By Kevin Wolma
Hudsonville athletic director
Wolma is in his third school year as athletic director at Hudsonville and previously coached basketball and golf. Below is a recent “30-second timeout” he wrote for the Hudsonville district newsletter.
We were five seconds away from one of the greatest upsets in the history of Caledonia basketball.
During the regular season, South Christian had beaten us by more than 30 points on two different occasions. The District Finals became the site for the third contest between the two schools on a warm March day.
We were able to slow them down just enough to stay within striking distance until late in the fourth quarter, when we finally took the lead for the first time. South Christian had one last chance with seven seconds left on the clock. After a timeout, they in-bounded the ball from the sideline and their player forced up a shot. I could see it was going to be short from my viewpoint, and my heart began to race with adrenaline as I could sense the impossible was going to become possible.

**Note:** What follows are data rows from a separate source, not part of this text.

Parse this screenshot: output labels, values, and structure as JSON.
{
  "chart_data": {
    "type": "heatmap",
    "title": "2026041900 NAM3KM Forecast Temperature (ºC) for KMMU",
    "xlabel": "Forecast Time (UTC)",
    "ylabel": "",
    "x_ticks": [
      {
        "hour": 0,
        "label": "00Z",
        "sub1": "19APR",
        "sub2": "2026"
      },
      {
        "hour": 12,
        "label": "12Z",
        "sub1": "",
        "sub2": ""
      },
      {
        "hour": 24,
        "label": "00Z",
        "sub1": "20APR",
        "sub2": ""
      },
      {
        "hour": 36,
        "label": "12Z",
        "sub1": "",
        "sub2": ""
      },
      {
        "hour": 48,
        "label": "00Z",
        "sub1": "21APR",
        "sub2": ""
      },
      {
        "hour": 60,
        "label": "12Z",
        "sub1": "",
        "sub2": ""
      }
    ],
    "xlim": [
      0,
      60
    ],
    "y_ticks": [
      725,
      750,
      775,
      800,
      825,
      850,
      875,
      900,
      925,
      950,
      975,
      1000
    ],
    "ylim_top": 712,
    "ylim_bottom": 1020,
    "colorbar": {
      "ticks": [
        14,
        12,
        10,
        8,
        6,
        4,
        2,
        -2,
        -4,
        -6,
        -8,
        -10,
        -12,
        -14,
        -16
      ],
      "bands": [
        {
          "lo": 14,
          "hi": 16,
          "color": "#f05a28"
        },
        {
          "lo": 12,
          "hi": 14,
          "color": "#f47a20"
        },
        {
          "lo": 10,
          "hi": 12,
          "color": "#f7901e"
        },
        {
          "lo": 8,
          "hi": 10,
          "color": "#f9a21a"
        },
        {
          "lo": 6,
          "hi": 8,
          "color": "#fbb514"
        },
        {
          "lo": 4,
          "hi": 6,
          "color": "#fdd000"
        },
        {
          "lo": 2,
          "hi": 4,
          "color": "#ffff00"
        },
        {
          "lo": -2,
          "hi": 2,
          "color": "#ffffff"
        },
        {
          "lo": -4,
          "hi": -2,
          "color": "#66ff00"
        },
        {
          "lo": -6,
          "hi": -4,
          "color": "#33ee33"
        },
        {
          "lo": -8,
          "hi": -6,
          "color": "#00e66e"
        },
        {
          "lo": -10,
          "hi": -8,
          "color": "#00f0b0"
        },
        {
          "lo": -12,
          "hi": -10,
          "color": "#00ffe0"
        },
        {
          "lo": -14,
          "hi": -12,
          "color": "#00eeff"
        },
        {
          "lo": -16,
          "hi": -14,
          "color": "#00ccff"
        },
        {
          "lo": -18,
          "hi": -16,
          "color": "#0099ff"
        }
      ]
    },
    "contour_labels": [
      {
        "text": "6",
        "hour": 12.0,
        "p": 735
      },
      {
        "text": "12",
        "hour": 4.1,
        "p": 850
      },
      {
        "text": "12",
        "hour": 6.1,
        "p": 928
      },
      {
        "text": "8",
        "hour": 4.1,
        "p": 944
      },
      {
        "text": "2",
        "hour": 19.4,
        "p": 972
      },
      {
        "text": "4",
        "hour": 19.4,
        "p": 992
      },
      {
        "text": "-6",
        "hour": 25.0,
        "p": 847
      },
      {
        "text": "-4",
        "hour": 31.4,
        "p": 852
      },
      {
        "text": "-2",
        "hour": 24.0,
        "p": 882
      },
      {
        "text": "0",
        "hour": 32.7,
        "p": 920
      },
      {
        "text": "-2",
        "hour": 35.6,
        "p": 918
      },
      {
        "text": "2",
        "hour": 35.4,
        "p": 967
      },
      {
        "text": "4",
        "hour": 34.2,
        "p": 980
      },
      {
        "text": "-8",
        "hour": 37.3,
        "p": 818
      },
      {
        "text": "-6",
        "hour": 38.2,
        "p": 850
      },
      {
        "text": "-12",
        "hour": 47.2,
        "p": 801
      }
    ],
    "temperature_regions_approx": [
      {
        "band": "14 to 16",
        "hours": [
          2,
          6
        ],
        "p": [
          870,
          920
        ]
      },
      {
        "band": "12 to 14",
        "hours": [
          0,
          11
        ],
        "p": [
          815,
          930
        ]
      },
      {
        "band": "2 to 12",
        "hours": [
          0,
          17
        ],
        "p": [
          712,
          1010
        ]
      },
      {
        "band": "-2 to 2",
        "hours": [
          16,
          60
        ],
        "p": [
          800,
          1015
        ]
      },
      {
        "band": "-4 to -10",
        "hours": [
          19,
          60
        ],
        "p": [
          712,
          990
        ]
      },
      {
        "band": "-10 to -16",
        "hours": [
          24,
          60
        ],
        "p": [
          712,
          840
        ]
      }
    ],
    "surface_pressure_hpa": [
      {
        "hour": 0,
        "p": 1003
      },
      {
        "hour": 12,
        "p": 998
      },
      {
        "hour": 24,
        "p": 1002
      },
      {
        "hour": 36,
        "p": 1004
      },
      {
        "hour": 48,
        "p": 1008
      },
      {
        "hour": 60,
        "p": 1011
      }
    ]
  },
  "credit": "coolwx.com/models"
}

What happened next has stuck with me for the rest of my life, as one of the South Christian players pushed one of our players in the back, grabbed the rebound, and put the ball in the basket with one second left.

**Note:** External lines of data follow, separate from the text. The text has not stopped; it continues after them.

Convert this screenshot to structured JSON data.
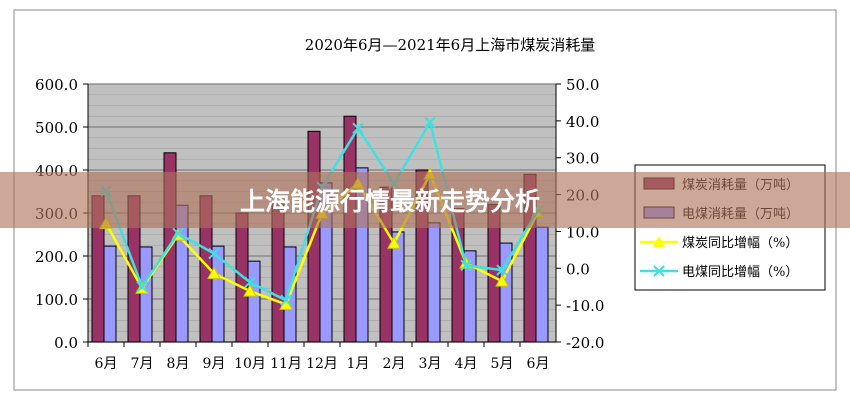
{
  "chart_data": {
    "type": "bar+line",
    "title": "2020年6月—2021年6月上海市煤炭消耗量",
    "categories": [
      "6月",
      "7月",
      "8月",
      "9月",
      "10月",
      "11月",
      "12月",
      "1月",
      "2月",
      "3月",
      "4月",
      "5月",
      "6月"
    ],
    "y_left": {
      "ylim": [
        0,
        600
      ],
      "ticks": [
        "0.0",
        "100.0",
        "200.0",
        "300.0",
        "400.0",
        "500.0",
        "600.0"
      ]
    },
    "y_right": {
      "ylim": [
        -20,
        50
      ],
      "ticks": [
        "-20.0",
        "-10.0",
        "0.0",
        "10.0",
        "20.0",
        "30.0",
        "40.0",
        "50.0"
      ]
    },
    "grid": true,
    "legend_placement": "right",
    "series": [
      {
        "name": "煤炭消耗量（万吨）",
        "kind": "bar",
        "axis": "left",
        "color": "#993366",
        "values": [
          340,
          340,
          440,
          340,
          300,
          325,
          490,
          525,
          360,
          400,
          310,
          320,
          390
        ]
      },
      {
        "name": "电煤消耗量（万吨）",
        "kind": "bar",
        "axis": "left",
        "color": "#9999FF",
        "values": [
          223,
          221,
          318,
          223,
          188,
          221,
          370,
          405,
          256,
          277,
          212,
          230,
          267
        ]
      },
      {
        "name": "煤炭同比增幅（%）",
        "kind": "line",
        "axis": "right",
        "color": "#FFFF00",
        "marker": "triangle",
        "values": [
          12.2,
          -5.4,
          9.0,
          -1.4,
          -6.2,
          -9.8,
          14.9,
          23.0,
          6.8,
          25.5,
          1.4,
          -3.5,
          15.2
        ]
      },
      {
        "name": "电煤同比增幅（%）",
        "kind": "line",
        "axis": "right",
        "color": "#40E0E0",
        "marker": "x",
        "values": [
          21.0,
          -5.0,
          9.5,
          4.0,
          -3.8,
          -8.7,
          22.0,
          38.0,
          23.0,
          39.6,
          0.8,
          -0.5,
          15.7
        ]
      }
    ]
  },
  "overlay": {
    "headline": "上海能源行情最新走势分析",
    "color": "#AF735A"
  }
}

Game over. South Christian wins the District championship.
For the next eight years as a varsity basketball coach, I held a grudge against officials for that one call. Twelve years later, after I was done coaching, I went back and watched the game over again for the first time. I almost turned the video off when they in-bounded the ball in those last seven seconds because I did not want to relive that moment and the ensuing emotions that took place.
While watching I discovered something.
The South Christian player did not shove my player as much as I thought, and our players did not box out like I had thought, which made it easier for them to get the rebound and score. Looking back, did I even tell my players to box out during that last timeout before the ball was in-bounded?
At that moment it became very clear to me that what we see during a game may be clouded because we want our team to gain every advantage and every call in order for them to be successful. Perception is not reality. Officials are human. They will make mistakes just like the coaches and players do during a game.
There still has never been a game that has been decided by an official. Some people will say that the Class B Semifinal boys basketball game (in 2010) was decided on an official’s call when they ruled one of Forest Hills Northern’s player's foot was on the line on his last-second shot when in reality his foot clearly was behind the line. That call cost them a chance to play in the (MHSAA) Finals.
Coach Steve Harvey was quoted in the paper as saying, "We had opportunities to take care of the game before it even came down to that shot.” In the moment it seemed like that one play cost Forest Hills Northern the game, but there were over 50 possessions on offense and defense that preceded the play and potential outcome.
Having the opportunity to spend time with officials inside the locker room has made it very evident they are serious about their jobs and calling the best game they can. I have had requests from officials to have a monitor available to break down film an hour and a half before their contest begins to see strengths and weaknesses in their placement and mechanics from prior contests. I have had officials upset at halftime or after a game because they realized they made a mistake. I have had officials contact me personally after a game to apologize for a call made during the contest.
In the business world and also in education we use the word collaboration a lot. Officials collaborate before, during, and after every contest to garner more knowledge so they can continue to improve.
This is not even their full time job. Officials do what they do because they love the game and want to give back to the sport that made an impact on them.
The next time we are at a game and we think the officials missed a call, let’s take a 30-second timeout to gather our emotions so we do not say anything we will regret later. Instead let’s spend our energy cheering on our teams to be the best they can be.